I haven’t done this in a while and I am going to try to do this regularly again, but I was posting my thoughts on the 52 affirmations found in the book, “On the Path: Affirmations for Adults Recovering from Childhood Sexual Abuse,” by Nancy W. and I feel it is important to keep doing that. This week’s affirmation is, “I respect the pace of my own process.” This affirmation resonated with me on many levels. I am not just healing or recovering from one specific trauma or hurt. I am on the journey to healing from a few different things, so this post will be focused on healing in general, not just from one specific trauma.
What Does it Mean to Me?
Well, respecting my own pace means that I don’t compare myself to any else’s journey. That I allow my healing to come when it comes, no sooner, no later. I am gentle with myself on my own journey, and I don’t let anyone say that I should, “get over it,” or “move on,” before I am ready. If I try to rush my healing, it will only backfire on me because I wasn’t ready for it.
Healing is like a garden, where growth happens in seasons, not overnight. When I heal, I want my healing to last, not just be a temporary fix. I have used too many temporary fixes only to find myself right back where I started, and it becomes an endless cycle. True healing is when I have worked out everything that needs to be worked out so that I can truly move on to the next chapter of my life.
Society and Internal Expectations
Society sometimes has expectations for survivors to “get over it” because of their lack of understanding of the process of healing. Sometimes even other survivors who are not trying to deal with their own trauma can put those pressures on themselves and others. It has a significant impact on our healing if those pressures come within us.
I often find myself saying, “I should be over with it,” or “It wasn’t that bad, so why can’t I get over it?” I can be my own worst enemy at times. Us survivors need to be gentle with ourselves, rejoicing in the small victories. My own journey is a tapestry, woven with unique threads of experience, requiring patience and gentle care.
Emotional Impact on Expectations
I know in my life, the only thing that came from listening to the expectations of others and myself has been having anxiety, panic attacks, and depression, often with suicidal ideation or attempts. Those things were because I was expecting myself to “be fixed.” I knew deep down I had more work to do to heal, but I was unwilling to be kind to myself and allow the process to happen naturally.
Maybe some of you can relate.

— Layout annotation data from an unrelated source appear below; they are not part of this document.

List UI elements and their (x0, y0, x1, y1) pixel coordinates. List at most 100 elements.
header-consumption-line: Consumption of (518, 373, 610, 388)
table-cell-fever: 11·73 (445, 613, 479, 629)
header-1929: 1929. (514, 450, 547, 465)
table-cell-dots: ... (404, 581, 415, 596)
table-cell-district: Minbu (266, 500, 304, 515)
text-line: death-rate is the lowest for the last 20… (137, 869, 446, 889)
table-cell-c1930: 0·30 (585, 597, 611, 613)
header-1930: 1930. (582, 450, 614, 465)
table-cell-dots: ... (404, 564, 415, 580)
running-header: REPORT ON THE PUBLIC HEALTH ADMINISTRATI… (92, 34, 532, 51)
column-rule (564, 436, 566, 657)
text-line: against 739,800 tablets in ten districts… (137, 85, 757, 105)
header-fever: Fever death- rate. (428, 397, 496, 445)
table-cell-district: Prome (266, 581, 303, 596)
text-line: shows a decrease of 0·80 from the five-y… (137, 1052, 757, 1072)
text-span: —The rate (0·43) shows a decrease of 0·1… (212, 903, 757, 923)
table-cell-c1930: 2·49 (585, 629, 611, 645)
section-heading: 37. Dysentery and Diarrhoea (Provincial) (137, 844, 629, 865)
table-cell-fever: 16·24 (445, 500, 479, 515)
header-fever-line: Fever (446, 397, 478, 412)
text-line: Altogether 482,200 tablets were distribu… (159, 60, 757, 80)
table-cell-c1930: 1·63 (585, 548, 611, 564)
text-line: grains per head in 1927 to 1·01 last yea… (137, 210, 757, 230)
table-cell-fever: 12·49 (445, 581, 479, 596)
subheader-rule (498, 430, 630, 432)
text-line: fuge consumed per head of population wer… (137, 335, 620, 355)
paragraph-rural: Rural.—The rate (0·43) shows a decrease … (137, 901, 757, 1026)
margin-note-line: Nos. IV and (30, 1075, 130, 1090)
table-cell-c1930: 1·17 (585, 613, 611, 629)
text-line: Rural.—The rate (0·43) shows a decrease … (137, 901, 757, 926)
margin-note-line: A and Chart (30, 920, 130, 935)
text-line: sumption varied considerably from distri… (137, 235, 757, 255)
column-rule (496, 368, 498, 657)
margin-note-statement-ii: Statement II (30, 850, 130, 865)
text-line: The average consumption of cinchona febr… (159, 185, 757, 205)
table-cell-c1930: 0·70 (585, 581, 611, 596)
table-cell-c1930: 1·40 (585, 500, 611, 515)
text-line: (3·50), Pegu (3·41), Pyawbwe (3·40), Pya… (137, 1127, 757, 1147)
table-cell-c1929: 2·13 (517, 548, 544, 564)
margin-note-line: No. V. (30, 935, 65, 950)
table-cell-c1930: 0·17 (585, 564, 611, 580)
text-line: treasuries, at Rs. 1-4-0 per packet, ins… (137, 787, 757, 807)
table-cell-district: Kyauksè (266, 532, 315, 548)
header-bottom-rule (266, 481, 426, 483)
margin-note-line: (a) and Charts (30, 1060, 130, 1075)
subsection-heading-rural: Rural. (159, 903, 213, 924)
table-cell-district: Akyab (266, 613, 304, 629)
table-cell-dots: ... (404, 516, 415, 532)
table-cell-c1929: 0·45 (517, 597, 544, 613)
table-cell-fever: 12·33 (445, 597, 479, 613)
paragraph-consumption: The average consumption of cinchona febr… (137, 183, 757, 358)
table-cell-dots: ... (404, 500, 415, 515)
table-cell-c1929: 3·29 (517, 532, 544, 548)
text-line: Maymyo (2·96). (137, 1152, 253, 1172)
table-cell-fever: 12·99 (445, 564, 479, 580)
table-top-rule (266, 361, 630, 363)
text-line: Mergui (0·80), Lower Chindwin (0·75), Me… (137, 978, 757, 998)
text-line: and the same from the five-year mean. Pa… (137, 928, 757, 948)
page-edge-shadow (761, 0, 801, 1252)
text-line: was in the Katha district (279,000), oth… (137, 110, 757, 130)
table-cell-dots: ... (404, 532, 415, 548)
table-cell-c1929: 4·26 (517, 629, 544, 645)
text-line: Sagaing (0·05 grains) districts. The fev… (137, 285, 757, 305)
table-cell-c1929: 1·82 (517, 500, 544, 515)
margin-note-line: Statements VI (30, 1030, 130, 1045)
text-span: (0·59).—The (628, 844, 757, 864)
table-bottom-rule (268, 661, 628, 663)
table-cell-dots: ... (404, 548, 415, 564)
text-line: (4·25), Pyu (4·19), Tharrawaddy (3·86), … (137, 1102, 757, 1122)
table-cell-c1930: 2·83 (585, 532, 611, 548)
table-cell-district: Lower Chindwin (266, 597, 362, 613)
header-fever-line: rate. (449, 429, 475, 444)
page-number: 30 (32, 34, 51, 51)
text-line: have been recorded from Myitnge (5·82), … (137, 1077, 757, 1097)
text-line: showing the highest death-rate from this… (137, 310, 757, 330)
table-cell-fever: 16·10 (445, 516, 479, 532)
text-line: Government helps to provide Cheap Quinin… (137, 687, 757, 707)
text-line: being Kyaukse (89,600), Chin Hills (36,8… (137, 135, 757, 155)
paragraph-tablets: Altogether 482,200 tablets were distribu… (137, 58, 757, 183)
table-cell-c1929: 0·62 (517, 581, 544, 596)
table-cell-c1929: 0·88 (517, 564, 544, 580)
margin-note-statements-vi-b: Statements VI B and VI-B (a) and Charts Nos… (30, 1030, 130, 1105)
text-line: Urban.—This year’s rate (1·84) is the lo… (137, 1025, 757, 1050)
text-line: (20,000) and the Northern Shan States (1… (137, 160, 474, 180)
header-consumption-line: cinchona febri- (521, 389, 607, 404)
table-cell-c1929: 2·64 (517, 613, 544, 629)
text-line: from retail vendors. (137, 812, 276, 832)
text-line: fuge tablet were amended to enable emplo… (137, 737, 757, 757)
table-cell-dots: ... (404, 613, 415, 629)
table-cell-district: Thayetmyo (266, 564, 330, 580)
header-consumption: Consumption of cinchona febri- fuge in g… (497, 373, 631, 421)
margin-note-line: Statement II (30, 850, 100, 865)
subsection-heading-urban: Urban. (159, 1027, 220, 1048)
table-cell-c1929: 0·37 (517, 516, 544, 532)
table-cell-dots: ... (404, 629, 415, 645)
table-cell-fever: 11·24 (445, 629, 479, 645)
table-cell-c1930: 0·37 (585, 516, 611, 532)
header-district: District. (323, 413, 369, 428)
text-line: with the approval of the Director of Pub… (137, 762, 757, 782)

I also would beat myself up for not “getting over it” as fast as someone else. We survivors are all different people with different personalities, coping skills, and feelings. We are not equal. We may share similar experiences, but we still are not the same.
Comparing Each Other’s Stories
No two stories are the same, nor is each survivor the same. My therapist always tells me that pain is pain. It can’t be measured. She hates it when doctors or nurses ask what her pain level is because what one person feels is bad, might not be for another. We are all different people with different tolerances.
A doctor or nurse can’t decide what is enough pain to warrant a pain medication, because they don’t know the patient. They can’t feel the way something feels to their patient. In my life, my dad always said I didn’t know the meaning of pain compared to other people. He completely invalidated my experience.
Many doubts and insecurities arise in survivors who feel like they are not healing or getting better as fast as someone else is. I know for myself, I feel pressured to justify why it is taking me longer than someone else, especially if that someone’s story seems “worse” than mine. My encouragement to you if you are a survivor, just like I to constantly tell myself, is to be gentle with yourself.
Embrace Your Pace
Celebrate the small victories and be gentle with setbacks. Some things I do to stay focused on my own journey is I journal every day, to meditations every day, pray regularly, talk to people I can trust, take bubble baths, and spend time with my animals. I also write. Writing has been very therapeutic for me, as well as soothing music. I encourage you to ask yourself, “What can I do to be gentle with myself?” or “What would I recommend a close friend of mine to do, and am I willing to take my own advice?”
A quote I really like is from Christopher Germen. It says, “Self-compassion is simply giving yourself the same kindness and care that you’d give to a good friend.”